Serializes an HTML form's inputs into a single JS object.
<form id="my-form">
<input type="hidden" name="id" value="123456">
<input type="text" name="username" value="dominicbarnes">
</form>
var serialize = require("form-serialize");
var form = document.querySelector("#my-form");
serialize(form);
// => { id: "123456", username: "dominicbarnes" }
serialize(form, [transformer])
Takes the given form
element and collects the values of all of the
submittable
elements into a single JS object
Fields can be namespaced by using square bracket notation.

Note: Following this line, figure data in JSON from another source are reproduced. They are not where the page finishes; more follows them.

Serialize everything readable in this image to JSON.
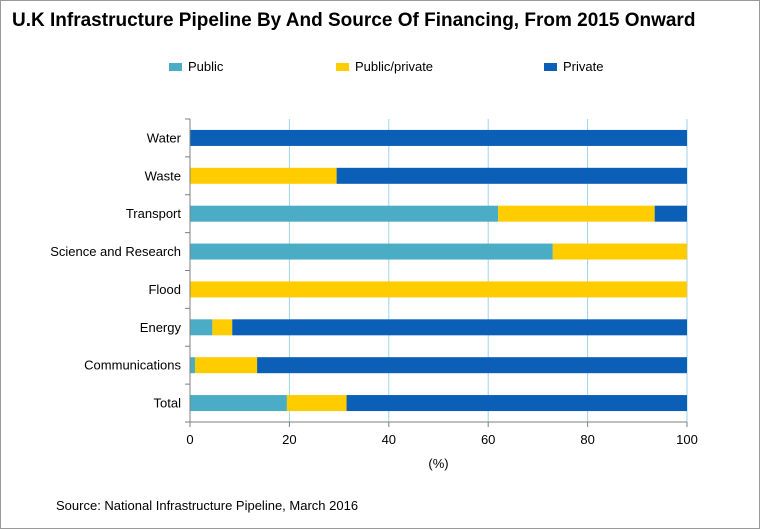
{
  "title": "U.K Infrastructure Pipeline By And Source Of Financing, From 2015 Onward",
  "source": "Source: National Infrastructure Pipeline, March 2016",
  "legend": [
    {
      "name": "Public",
      "color": "#4bacc6"
    },
    {
      "name": "Public/private",
      "color": "#ffcc00"
    },
    {
      "name": "Private",
      "color": "#0b5fb7"
    }
  ],
  "chart_data": {
    "type": "bar",
    "orientation": "horizontal",
    "stacked": true,
    "categories": [
      "Water",
      "Waste",
      "Transport",
      "Science and Research",
      "Flood",
      "Energy",
      "Communications",
      "Total"
    ],
    "series": [
      {
        "name": "Public",
        "color": "#4bacc6",
        "values": [
          0,
          0,
          62,
          73,
          0,
          4.5,
          1,
          19.5
        ]
      },
      {
        "name": "Public/private",
        "color": "#ffcc00",
        "values": [
          0,
          29.5,
          31.5,
          27,
          100,
          4,
          12.5,
          12
        ]
      },
      {
        "name": "Private",
        "color": "#0b5fb7",
        "values": [
          100,
          70.5,
          6.5,
          0,
          0,
          91.5,
          86.5,
          68.5
        ]
      }
    ],
    "xlabel": "(%)",
    "xlim": [
      0,
      100
    ],
    "xticks": [
      0,
      20,
      40,
      60,
      80,
      100
    ],
    "xtick_labels": [
      "0",
      "20",
      "40",
      "60",
      "80",
      "100"
    ],
    "grid": "vertical",
    "legend_position": "top"
  }
}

For example:
<input type="hidden" name="id" value="1">
<input type="text" name="user[name]" value="dominic">
<input type="url" name="user[website]" value="http://dbarnes.info/">
<input type="checkbox" name="tags[]" value="a" checked>
<input type="checkbox" name="tags[]" value="b">
<input type="checkbox" name="tags[]" value="c" checked>
{
id: "1",
user: {
name: "dominic",
website: "http://dbarnes.info/"
},
tags: [ "a", "c" ]
}
See square for documentation about how square-bracket notation is implemented here.
The transformer
parameter (a Function
) can be used to transform the field values during
serialization. (eg: parse numbers, dates, etc) This function receives 3 arguments: the name
of the field, the input's value
and the element
itself.
<input type="text" name="username" value="testuser">
<input type="number" name="number" value="1.23">
<input type="date" name="date" value="2014-06-25">
<input type="text" name="empty">
serialize(form, function (name, value, element) {
switch (name) {
case "number": return parseFloat(value);
case "date": return el.valueAsDate;
case "empty": return null;
default: return value; // catch-all
}
});
NOTE: if using transformer
, you should always return something, because the return
value will clobber whatever other value was retrieved.